After their marriage in the original film, Toula and Ian (John Corbett) now have a seventeen year old daughter Paris (Elena Kampouris), who is deciding just how far away she needs to go for college, while it’s Toula’s turn to be the overbearing mother. Meanwhile, due to an administrative error on their marriage certificate, it is her parents who need to get married.
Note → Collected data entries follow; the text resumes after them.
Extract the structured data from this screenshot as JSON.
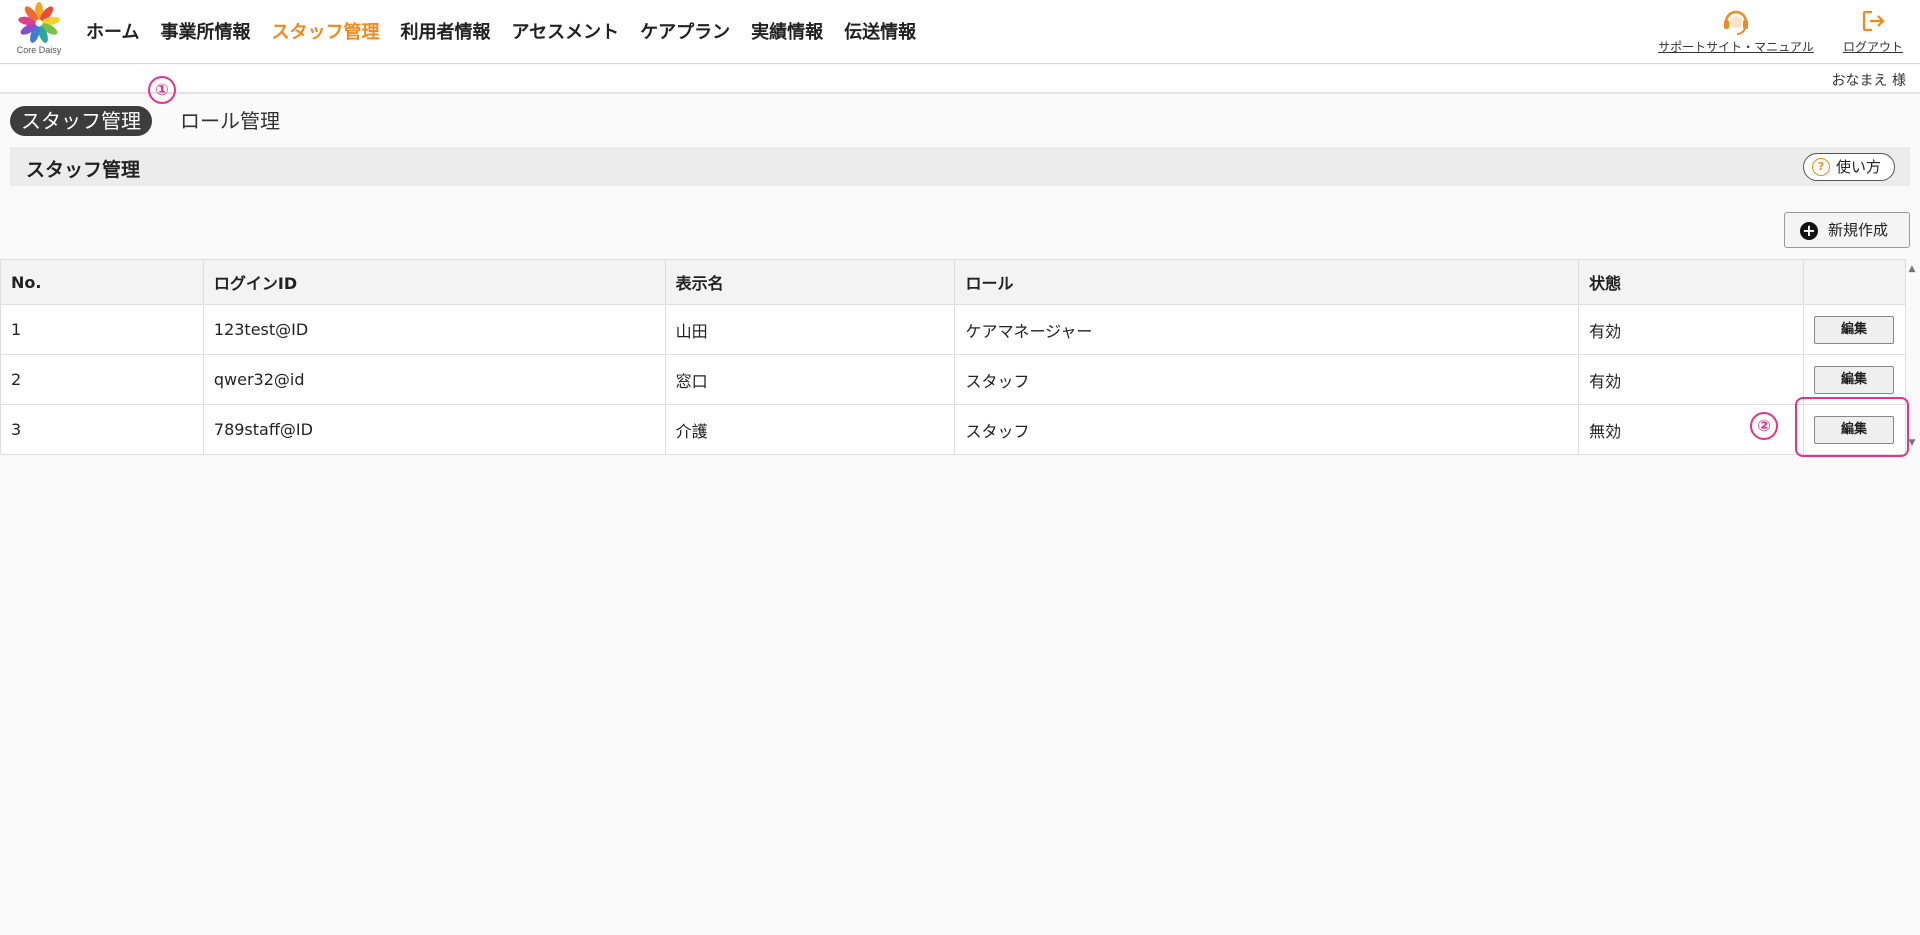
{
  "header": {
    "logo_text": "Core Daisy",
    "nav": [
      {
        "label": "ホーム",
        "active": false
      },
      {
        "label": "事業所情報",
        "active": false
      },
      {
        "label": "スタッフ管理",
        "active": true
      },
      {
        "label": "利用者情報",
        "active": false
      },
      {
        "label": "アセスメント",
        "active": false
      },
      {
        "label": "ケアプラン",
        "active": false
      },
      {
        "label": "実績情報",
        "active": false
      },
      {
        "label": "伝送情報",
        "active": false
      }
    ],
    "support_label": "サポートサイト・マニュアル",
    "logout_label": "ログアウト",
    "support_icon": "headset-icon",
    "logout_icon": "logout-icon",
    "accent_color": "#f08a1c"
  },
  "user": {
    "name": "おなまえ 様"
  },
  "tabs": {
    "active": "スタッフ管理",
    "other": "ロール管理"
  },
  "section": {
    "title": "スタッフ管理",
    "help_label": "使い方"
  },
  "actions": {
    "new_label": "新規作成"
  },
  "table": {
    "columns": [
      "No.",
      "ログインID",
      "表示名",
      "ロール",
      "状態",
      ""
    ],
    "rows": [
      {
        "no": "1",
        "login_id": "123test@ID",
        "display_name": "山田",
        "role": "ケアマネージャー",
        "status": "有効",
        "action": "編集"
      },
      {
        "no": "2",
        "login_id": "qwer32@id",
        "display_name": "窓口",
        "role": "スタッフ",
        "status": "有効",
        "action": "編集"
      },
      {
        "no": "3",
        "login_id": "789staff@ID",
        "display_name": "介護",
        "role": "スタッフ",
        "status": "無効",
        "action": "編集"
      }
    ]
  },
  "annotations": {
    "marker1": "①",
    "marker2": "②",
    "color": "#e6338a"
  }
}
By sticking so closely to the same formula, the sequel holds few surprises. Popular themes such as the family’s insistence that everyone is descended from the Greeks, father Gus (Michael Constantatine)’s obsession with the powers of Windex, and the family’s insistence on oversharing, are all repeated with mixed results; but such repetition seems an inevitable feature of family life in an almost charming way. In fact, the film avoids feeling too stale because the characters, though undoubtedly sticking to stereotypes, are genuinely likeable. Vardalos and Corbett have the same easy chemistry they portrayed in the first film, and the rest of the family, like the film itself, may seem annoying at times, but they act out of genuinely good intentions.
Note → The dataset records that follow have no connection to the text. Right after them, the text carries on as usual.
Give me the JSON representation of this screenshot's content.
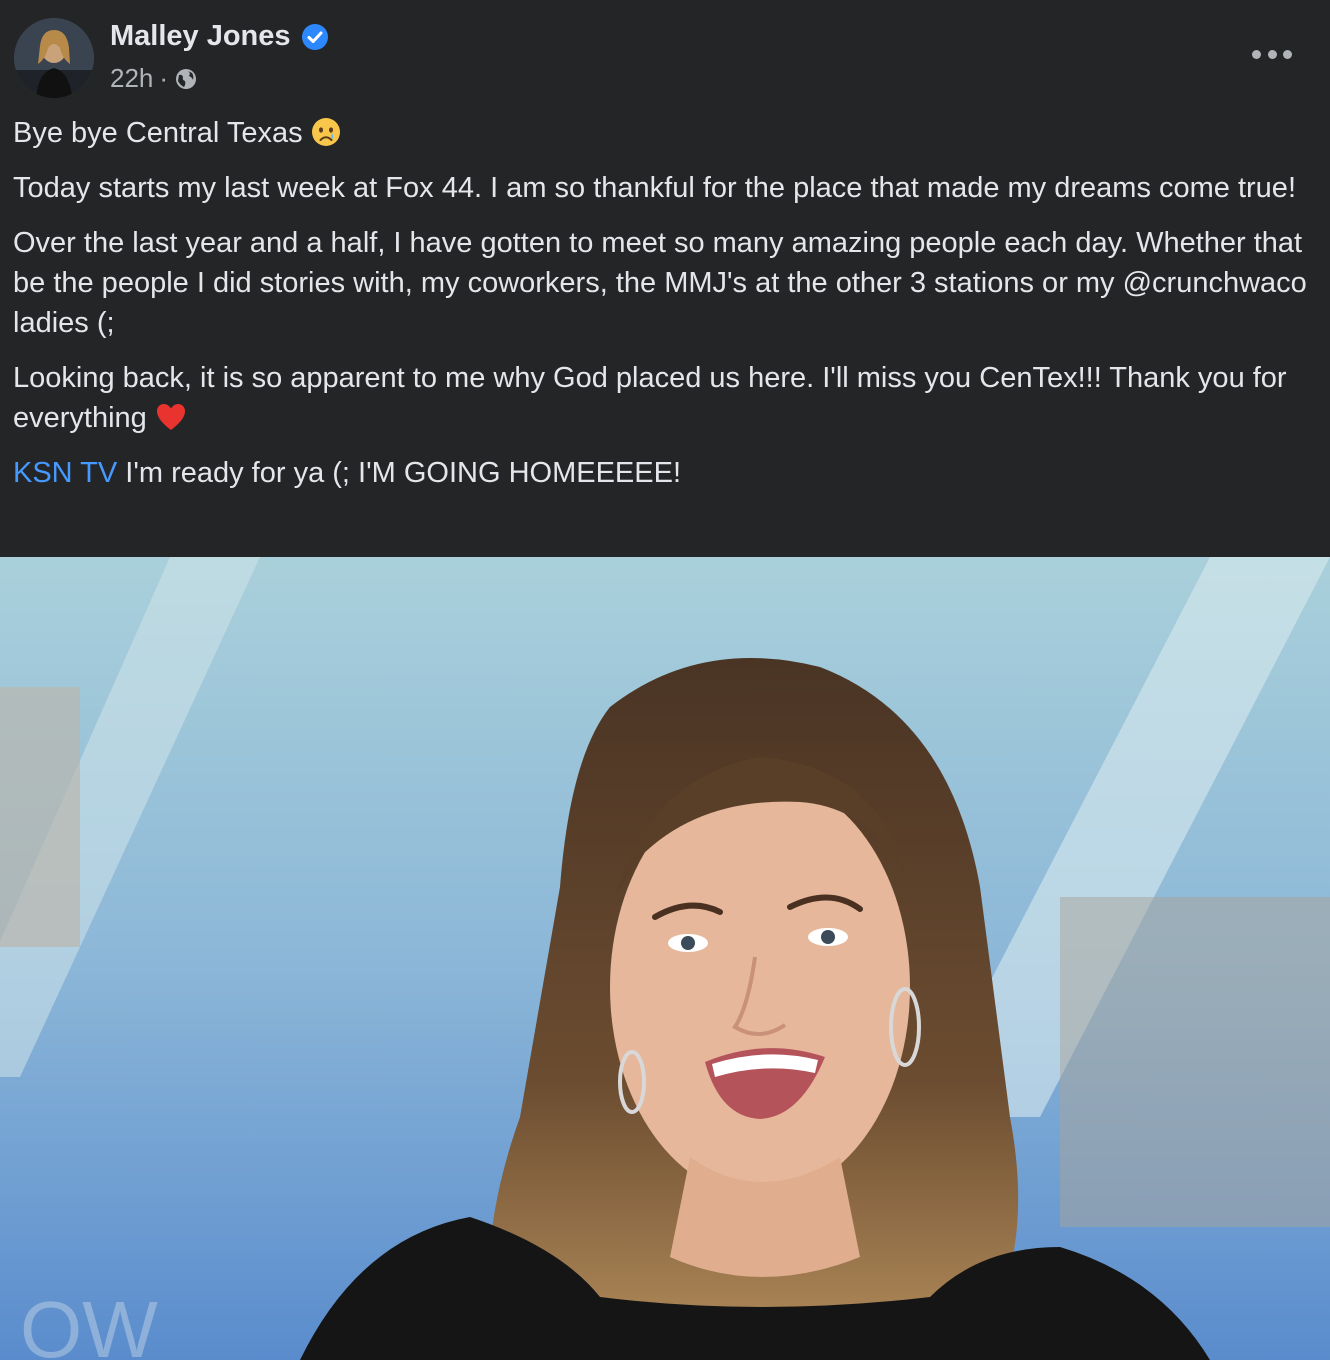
{
  "post": {
    "author": "Malley Jones",
    "verified": true,
    "timestamp": "22h",
    "separator": "·",
    "privacy_icon": "globe-icon",
    "more_icon": "more-options-icon"
  },
  "content": {
    "line1": "Bye bye Central Texas",
    "line1_emoji": "crying-face",
    "para2": "Today starts my last week at Fox 44. I am so thankful for the place that made my dreams come true!",
    "para3": "Over the last year and a half, I have gotten to meet so many amazing people each day. Whether that be the people I did stories with, my coworkers, the MMJ's at the other 3 stations or my @crunchwaco ladies (;",
    "para4": "Looking back, it is so apparent to me why God placed us here. I'll miss you CenTex!!! Thank you for everything",
    "para4_emoji": "red-heart",
    "tag": "KSN TV",
    "para5_rest": " I'm ready for ya (; I'M GOING HOMEEEEE!"
  },
  "photo": {
    "description_icon": "news-anchor-photo"
  },
  "colors": {
    "background": "#242526",
    "text": "#e4e6eb",
    "secondary": "#b0b3b8",
    "link": "#4599ff",
    "verified": "#2d88ff"
  }
}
With issues of empty-nest syndrome, marriage getting stale, and ageing parents, My Big Fat Greek Wedding 2 is targeted at women of a certain age; but with an atmosphere that leans firmly toward sitcom-style escapism rather than any form of social commentary, and easy humour, it is built to be a crowd pleaser. It may not be original, but what it does, it does well.